Given the circumstances, that Malta’s Budget deficit forecast by end 2011 is expected to be less than three per cent is a minor miracle. Results do not come about by chance. The government invested wisely in skills and services, utilised EU funding well, put its money where its mouth is and reined in unnecessary expenditure.

Unemployment is down to 4.3 per cent. GDP grew by 2.8 per cent in the second quarter. The gainfully employed and female participation in the labour market stand at record levels.

Recent measures have witnessed the removal of succession duty on one’s residence, the flight departure tax, the credit card levy, TV licences for more than one set as well as additional social, health and educational benefits.

Although the government has satisfied more than 80 per cent of its electoral commitments, Labour opinion formers harp continually on its failure to implement a measure they believe swung the 2008 election.

The point at issue is widening the 25 per cent income tax band into 35 per cent territory for persons earning less than €60,000 annually.

The government initiated the process by increasing the minimum threshold of the lowest tax band and exempted persons with an annual income of less than €12,000 from paying income tax, in other words most state pensioners and at least 38 per cent of workers.

Although, to a small degree, the measure has also benefited taxpayers in higher income brackets.
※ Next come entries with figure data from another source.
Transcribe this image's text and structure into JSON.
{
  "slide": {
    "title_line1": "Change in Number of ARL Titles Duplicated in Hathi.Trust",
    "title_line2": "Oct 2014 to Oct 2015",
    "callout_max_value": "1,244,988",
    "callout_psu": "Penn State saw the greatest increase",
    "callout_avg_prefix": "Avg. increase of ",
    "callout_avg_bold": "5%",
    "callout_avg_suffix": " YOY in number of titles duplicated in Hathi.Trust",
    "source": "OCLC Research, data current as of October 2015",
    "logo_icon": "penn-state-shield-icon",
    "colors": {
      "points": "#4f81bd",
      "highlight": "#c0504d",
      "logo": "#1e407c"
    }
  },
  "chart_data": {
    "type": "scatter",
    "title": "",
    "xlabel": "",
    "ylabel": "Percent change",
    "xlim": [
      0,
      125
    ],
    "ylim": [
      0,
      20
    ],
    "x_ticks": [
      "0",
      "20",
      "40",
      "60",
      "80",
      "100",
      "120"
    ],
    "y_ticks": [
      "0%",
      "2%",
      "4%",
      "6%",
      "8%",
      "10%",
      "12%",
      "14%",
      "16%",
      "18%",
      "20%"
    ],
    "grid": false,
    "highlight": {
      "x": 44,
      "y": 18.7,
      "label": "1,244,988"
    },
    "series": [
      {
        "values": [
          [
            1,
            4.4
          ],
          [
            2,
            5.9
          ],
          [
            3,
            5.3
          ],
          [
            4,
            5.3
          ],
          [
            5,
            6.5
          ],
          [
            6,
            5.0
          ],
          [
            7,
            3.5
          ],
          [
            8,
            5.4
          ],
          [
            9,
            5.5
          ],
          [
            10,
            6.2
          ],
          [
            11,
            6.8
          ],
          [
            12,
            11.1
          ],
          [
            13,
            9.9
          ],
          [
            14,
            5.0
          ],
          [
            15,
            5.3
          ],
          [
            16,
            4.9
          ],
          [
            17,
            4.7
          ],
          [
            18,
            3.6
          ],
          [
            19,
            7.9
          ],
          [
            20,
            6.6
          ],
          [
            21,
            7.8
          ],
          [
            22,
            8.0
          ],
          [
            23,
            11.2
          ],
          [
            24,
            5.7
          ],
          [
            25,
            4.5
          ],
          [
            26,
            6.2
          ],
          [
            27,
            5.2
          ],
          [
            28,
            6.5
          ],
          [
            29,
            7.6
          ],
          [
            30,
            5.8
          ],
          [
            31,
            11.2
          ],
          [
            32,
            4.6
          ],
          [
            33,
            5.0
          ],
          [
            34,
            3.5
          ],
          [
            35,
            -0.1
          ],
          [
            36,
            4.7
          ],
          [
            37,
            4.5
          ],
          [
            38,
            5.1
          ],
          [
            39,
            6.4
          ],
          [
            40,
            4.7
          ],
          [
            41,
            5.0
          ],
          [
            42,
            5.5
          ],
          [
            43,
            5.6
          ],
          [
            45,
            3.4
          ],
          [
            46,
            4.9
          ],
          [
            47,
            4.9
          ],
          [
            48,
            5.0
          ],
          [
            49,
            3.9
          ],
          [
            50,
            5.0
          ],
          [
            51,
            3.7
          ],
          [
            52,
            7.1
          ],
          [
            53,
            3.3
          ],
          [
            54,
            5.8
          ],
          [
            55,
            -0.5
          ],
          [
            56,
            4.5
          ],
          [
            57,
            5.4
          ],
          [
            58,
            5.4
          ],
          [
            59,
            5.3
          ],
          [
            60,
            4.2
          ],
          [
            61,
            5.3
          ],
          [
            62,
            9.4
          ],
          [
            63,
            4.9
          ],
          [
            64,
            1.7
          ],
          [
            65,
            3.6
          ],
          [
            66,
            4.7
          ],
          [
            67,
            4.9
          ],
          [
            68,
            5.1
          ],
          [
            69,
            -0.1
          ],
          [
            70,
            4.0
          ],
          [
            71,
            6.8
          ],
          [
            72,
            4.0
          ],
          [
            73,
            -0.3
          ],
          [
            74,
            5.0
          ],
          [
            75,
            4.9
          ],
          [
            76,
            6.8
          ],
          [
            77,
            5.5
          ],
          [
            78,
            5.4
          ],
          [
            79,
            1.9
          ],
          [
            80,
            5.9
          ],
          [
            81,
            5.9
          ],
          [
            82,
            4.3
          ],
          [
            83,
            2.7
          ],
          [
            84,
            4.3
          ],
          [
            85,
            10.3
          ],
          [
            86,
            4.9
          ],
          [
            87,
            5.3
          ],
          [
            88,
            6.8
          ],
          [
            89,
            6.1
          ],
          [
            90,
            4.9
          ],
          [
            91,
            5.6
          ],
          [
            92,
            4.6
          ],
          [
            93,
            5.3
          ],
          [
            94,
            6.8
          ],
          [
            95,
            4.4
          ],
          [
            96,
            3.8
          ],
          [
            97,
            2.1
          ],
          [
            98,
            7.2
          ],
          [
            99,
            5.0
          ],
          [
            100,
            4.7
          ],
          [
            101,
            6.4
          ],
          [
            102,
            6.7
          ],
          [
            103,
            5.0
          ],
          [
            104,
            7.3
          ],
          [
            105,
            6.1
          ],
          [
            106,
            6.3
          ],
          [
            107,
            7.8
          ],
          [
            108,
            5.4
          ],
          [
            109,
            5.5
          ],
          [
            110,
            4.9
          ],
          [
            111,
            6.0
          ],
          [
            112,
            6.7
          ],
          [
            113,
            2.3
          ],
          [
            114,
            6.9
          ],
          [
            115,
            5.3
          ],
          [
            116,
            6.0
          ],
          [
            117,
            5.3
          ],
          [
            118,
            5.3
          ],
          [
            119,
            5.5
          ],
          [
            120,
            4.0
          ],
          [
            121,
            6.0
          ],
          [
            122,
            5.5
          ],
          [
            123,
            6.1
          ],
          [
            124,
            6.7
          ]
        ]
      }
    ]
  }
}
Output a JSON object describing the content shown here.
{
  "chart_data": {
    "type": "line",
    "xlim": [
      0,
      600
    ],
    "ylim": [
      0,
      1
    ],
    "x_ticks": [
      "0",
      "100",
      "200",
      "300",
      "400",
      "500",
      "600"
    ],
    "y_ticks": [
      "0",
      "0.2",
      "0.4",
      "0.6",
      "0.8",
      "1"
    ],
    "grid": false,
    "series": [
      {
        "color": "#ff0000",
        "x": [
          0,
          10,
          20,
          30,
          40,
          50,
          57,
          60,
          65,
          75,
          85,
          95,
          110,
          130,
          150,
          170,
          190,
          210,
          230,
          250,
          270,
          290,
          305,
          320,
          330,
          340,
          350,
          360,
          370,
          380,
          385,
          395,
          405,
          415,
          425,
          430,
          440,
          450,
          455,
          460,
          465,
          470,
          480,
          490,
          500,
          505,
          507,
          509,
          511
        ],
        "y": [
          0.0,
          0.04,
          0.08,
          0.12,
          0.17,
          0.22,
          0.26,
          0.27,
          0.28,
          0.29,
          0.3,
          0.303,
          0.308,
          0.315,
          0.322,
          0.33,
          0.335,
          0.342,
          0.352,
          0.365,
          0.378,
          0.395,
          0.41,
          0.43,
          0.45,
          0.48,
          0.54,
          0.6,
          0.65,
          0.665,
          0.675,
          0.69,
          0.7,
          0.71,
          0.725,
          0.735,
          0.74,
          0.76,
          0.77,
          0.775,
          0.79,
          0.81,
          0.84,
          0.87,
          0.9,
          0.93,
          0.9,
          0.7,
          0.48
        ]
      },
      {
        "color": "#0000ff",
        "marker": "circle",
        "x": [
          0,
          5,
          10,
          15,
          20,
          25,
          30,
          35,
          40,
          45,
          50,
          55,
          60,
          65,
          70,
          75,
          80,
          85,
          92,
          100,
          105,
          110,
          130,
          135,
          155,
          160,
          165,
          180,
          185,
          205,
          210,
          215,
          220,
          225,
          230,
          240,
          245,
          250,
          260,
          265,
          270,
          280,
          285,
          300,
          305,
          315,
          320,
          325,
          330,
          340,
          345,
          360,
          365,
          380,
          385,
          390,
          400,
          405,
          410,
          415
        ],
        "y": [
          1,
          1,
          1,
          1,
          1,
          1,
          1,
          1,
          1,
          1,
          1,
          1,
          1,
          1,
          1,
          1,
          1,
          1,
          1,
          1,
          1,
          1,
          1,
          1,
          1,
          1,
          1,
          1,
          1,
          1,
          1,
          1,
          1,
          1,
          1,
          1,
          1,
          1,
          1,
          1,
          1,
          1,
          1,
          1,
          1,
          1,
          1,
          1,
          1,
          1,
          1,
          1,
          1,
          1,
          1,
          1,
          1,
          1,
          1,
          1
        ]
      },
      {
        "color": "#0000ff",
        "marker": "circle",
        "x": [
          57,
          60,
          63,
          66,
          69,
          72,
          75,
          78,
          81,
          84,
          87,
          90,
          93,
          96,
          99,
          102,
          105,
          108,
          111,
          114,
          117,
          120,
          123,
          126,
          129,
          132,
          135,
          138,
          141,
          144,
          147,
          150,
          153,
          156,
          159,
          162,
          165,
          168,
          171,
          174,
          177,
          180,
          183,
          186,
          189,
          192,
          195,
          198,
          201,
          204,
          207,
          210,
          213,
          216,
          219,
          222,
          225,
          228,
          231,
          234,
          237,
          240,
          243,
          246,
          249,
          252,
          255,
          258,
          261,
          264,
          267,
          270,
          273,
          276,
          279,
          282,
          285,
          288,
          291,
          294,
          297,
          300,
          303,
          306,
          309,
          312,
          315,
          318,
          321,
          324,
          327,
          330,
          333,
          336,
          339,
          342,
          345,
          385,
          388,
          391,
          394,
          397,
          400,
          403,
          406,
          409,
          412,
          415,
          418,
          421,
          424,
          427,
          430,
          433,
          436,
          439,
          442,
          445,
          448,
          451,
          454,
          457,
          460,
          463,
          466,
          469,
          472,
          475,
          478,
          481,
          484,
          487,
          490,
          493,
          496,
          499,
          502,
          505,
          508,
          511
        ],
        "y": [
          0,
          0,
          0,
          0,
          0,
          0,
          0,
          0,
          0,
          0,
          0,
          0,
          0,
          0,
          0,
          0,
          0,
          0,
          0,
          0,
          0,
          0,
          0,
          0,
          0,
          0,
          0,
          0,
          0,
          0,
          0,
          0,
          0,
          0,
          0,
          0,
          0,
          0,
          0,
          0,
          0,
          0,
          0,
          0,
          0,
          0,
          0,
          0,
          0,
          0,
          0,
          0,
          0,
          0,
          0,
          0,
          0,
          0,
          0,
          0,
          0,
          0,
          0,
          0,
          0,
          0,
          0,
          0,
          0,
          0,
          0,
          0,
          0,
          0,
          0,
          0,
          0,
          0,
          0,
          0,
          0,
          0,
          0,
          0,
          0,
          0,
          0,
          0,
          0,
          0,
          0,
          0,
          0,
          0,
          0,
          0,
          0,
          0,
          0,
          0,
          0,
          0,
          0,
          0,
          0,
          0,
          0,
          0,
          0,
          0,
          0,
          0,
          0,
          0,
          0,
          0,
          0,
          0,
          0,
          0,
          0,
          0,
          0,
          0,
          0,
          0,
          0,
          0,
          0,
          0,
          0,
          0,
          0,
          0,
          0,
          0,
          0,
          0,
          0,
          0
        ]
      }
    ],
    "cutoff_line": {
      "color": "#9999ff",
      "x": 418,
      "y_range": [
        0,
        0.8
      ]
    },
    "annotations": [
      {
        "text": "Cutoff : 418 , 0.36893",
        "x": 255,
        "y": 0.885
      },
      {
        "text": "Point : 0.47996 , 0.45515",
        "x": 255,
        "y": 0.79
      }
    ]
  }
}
Unless Malta strikes oil, gas or a hitherto unheard of stream of gold it would be foolhardy and indeed unwise to introduce the measure at this late stage. In my book, firm fiscal management, high employment and a steady hand at the tiller are bigger election winners.

The government has the right priorities. As the world faces the threat of a double dip recession with financial markets behaving unpredictably, the government has correctly, prudently and temporarily put the measure on the back burner.

However, this does not imply that further affordable tweaks to the lower tax bands should not be introduced. The government should continue to remind taxpayers that the measure is alive and kicking and not dead in the water.

Dr Refalo is a former Nationalist Cabinet minister and a former High Commissioner to the UK.